La scène de Nashville au Tennessee. «À la mi-mars, les années de boom de Nashville – une dizaine d'années de croissance et de prospérité extraordinaires – se sont éteintes comme une enseigne au néon mourante. Les touristes qui se pressaient généralement dans les bars et restaurants de la ville étaient soudainement absents. Pour la semaine du 22 au 28 mars, le taux d'occupation des hôtels de la ville était de 9,3%, contre 92,6% au cours de la même semaine en 2019. Tout cela a été fait pour une bonne raison, dans l'intérêt de la santé publique. Sans doute, cela aurait dû être fait encore plus tôt. Mais l'effet était le même: éteignez les lumières, la fête est finie. Mais qu'en est-il de la gueule de bois? "

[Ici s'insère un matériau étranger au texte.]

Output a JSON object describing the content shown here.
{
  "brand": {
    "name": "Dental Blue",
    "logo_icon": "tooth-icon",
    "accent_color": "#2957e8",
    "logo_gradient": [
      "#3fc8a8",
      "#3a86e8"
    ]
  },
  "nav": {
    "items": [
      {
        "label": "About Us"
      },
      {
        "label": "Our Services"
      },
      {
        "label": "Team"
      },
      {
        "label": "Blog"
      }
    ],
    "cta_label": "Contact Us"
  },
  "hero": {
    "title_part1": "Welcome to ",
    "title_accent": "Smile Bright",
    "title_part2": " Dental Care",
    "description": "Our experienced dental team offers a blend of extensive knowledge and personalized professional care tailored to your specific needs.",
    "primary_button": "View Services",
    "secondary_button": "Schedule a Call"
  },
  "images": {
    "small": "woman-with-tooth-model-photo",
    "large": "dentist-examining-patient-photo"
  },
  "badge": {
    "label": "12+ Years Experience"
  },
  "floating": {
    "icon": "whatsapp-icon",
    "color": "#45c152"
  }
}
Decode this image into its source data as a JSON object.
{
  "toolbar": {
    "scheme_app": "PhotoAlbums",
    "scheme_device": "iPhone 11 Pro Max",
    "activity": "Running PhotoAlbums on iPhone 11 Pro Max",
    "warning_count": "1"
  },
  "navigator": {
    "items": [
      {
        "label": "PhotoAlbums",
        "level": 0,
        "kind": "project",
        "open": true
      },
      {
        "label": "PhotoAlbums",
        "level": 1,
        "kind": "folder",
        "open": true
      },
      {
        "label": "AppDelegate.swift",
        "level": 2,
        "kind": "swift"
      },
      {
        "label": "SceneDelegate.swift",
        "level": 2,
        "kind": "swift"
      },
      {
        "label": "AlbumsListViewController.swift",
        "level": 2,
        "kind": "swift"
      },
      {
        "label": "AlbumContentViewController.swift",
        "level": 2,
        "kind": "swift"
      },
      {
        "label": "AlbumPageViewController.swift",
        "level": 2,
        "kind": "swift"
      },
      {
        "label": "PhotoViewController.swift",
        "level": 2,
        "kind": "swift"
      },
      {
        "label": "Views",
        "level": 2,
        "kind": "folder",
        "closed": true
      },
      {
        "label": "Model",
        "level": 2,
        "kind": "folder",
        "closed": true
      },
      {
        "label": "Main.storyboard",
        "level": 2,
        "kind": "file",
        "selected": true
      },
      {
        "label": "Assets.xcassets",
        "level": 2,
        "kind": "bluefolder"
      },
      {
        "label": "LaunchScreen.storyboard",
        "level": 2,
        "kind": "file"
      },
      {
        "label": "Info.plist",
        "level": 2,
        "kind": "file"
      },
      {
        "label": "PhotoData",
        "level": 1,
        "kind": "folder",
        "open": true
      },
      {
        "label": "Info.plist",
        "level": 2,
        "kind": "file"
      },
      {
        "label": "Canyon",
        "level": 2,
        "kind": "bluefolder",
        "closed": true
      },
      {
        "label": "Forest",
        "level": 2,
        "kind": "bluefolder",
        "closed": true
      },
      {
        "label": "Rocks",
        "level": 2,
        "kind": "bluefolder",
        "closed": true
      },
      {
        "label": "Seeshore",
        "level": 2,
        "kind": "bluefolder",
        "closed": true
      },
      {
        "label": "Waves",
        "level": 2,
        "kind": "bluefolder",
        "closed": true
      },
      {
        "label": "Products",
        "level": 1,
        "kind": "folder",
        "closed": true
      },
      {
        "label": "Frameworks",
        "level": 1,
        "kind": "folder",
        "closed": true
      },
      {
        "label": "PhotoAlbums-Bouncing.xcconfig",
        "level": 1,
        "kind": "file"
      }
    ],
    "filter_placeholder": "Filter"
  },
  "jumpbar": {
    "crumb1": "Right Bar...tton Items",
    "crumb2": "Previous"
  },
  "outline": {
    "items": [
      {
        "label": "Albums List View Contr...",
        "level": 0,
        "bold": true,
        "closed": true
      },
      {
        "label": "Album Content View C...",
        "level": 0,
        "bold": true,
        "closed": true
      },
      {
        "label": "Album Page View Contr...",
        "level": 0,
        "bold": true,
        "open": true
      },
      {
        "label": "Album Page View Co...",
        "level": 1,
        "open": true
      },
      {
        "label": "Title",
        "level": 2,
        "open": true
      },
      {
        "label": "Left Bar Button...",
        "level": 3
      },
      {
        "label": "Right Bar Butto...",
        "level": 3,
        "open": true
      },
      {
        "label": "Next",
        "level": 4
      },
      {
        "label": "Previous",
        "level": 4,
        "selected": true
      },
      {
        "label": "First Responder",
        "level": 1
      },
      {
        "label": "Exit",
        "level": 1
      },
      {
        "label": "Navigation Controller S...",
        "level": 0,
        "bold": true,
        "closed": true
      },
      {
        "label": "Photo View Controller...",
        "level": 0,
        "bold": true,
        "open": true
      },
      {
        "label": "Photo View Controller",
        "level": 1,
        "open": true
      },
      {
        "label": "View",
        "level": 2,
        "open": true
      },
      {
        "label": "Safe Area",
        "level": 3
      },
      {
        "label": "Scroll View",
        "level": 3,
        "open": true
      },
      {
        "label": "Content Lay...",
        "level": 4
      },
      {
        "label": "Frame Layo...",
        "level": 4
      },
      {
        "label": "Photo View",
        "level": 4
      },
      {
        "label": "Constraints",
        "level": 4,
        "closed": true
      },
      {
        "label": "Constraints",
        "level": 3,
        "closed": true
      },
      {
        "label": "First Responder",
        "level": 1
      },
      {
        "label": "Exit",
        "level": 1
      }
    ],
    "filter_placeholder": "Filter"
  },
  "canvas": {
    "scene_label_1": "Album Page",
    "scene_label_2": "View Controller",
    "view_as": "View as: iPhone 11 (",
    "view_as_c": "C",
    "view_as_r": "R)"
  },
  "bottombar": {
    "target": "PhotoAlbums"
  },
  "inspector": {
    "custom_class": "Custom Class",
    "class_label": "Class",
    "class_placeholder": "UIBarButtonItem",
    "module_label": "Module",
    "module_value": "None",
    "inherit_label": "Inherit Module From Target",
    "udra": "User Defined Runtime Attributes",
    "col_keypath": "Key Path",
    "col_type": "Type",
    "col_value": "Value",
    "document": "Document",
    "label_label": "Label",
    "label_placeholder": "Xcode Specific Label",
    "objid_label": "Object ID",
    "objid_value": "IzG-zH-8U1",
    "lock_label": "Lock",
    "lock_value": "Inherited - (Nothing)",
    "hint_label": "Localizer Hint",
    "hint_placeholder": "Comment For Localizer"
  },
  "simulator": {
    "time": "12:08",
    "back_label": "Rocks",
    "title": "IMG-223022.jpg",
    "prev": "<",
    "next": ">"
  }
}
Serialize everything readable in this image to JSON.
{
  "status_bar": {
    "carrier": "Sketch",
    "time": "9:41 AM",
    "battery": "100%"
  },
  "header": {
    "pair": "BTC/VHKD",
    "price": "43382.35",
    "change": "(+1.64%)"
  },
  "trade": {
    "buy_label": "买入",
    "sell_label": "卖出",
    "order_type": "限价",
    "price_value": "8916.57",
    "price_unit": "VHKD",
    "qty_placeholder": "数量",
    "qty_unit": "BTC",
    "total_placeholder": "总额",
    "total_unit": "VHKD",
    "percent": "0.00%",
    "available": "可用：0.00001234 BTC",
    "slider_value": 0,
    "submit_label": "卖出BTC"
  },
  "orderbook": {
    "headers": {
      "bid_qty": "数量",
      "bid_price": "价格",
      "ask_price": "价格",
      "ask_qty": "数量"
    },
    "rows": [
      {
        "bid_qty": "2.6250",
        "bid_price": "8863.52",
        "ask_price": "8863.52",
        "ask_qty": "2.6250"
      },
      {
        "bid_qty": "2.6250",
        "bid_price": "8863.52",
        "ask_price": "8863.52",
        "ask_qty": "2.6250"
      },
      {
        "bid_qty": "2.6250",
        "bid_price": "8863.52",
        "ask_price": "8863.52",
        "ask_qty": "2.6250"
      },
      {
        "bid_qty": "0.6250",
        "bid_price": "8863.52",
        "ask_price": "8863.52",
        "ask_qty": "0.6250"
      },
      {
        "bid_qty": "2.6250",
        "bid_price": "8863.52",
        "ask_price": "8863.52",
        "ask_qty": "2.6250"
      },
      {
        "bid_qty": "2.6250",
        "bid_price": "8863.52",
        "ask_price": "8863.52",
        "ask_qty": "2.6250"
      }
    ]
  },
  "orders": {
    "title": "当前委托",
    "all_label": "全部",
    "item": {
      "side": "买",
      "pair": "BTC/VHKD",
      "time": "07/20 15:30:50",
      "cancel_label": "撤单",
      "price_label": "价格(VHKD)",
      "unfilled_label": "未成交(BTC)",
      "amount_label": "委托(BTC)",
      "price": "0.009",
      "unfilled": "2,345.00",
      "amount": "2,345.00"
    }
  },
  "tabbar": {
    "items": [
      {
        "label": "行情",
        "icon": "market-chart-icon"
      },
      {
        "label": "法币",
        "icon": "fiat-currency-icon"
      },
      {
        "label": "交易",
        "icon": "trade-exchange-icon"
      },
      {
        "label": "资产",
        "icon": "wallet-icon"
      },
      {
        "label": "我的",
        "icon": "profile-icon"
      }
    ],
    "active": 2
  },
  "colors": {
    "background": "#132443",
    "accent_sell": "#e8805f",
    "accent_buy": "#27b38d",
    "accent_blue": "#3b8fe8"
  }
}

«À Nashville, la crise a révélé des faiblesses dans une ville qui avait toutes les raisons d'être à son meilleur. Qu'avons-nous obtenu pour notre temps au soleil, notre décennie de croissance et de cachet culturel en tant que «It City» en plein essor? Et quand la pluie est venue, cela devait-il être si mauvais? Avons-nous fait exploser les années de boom? »

«La crise actuelle va durement toucher les départements du métro. Les écoles publiques de Metro Nashville avaient déjà été invitées à couper 100 millions de dollars de son budget pour l'exercice en cours, et le district est confronté à un déficit de 25 millions de dollars pour l'année à venir. La cause directe de la douleur d’aujourd’hui est la pandémie, mais elle était sans doute inévitable après une décennie de bons moments qui n’a pas été accompagnée de l’action politique nécessaire pour la rendre durable ou équitable. »

«La conseillère Tanaka Vercher – qui a présidé le Comité du budget et des finances et a soutenu une augmentation de l'impôt foncier l'année dernière – souligne d'autres responsabilités essentielles du gouvernement qui, selon elle, ont été négligées, comme l'infrastructure. "Nous, c'est-à-dire chacun d'entre nous – le gouvernement, les citoyens," nous "parce que nous sommes tous dans le collectif – nous avons perdu le focus", dit-elle. "Nous avons été séduits par la création de" It City ".»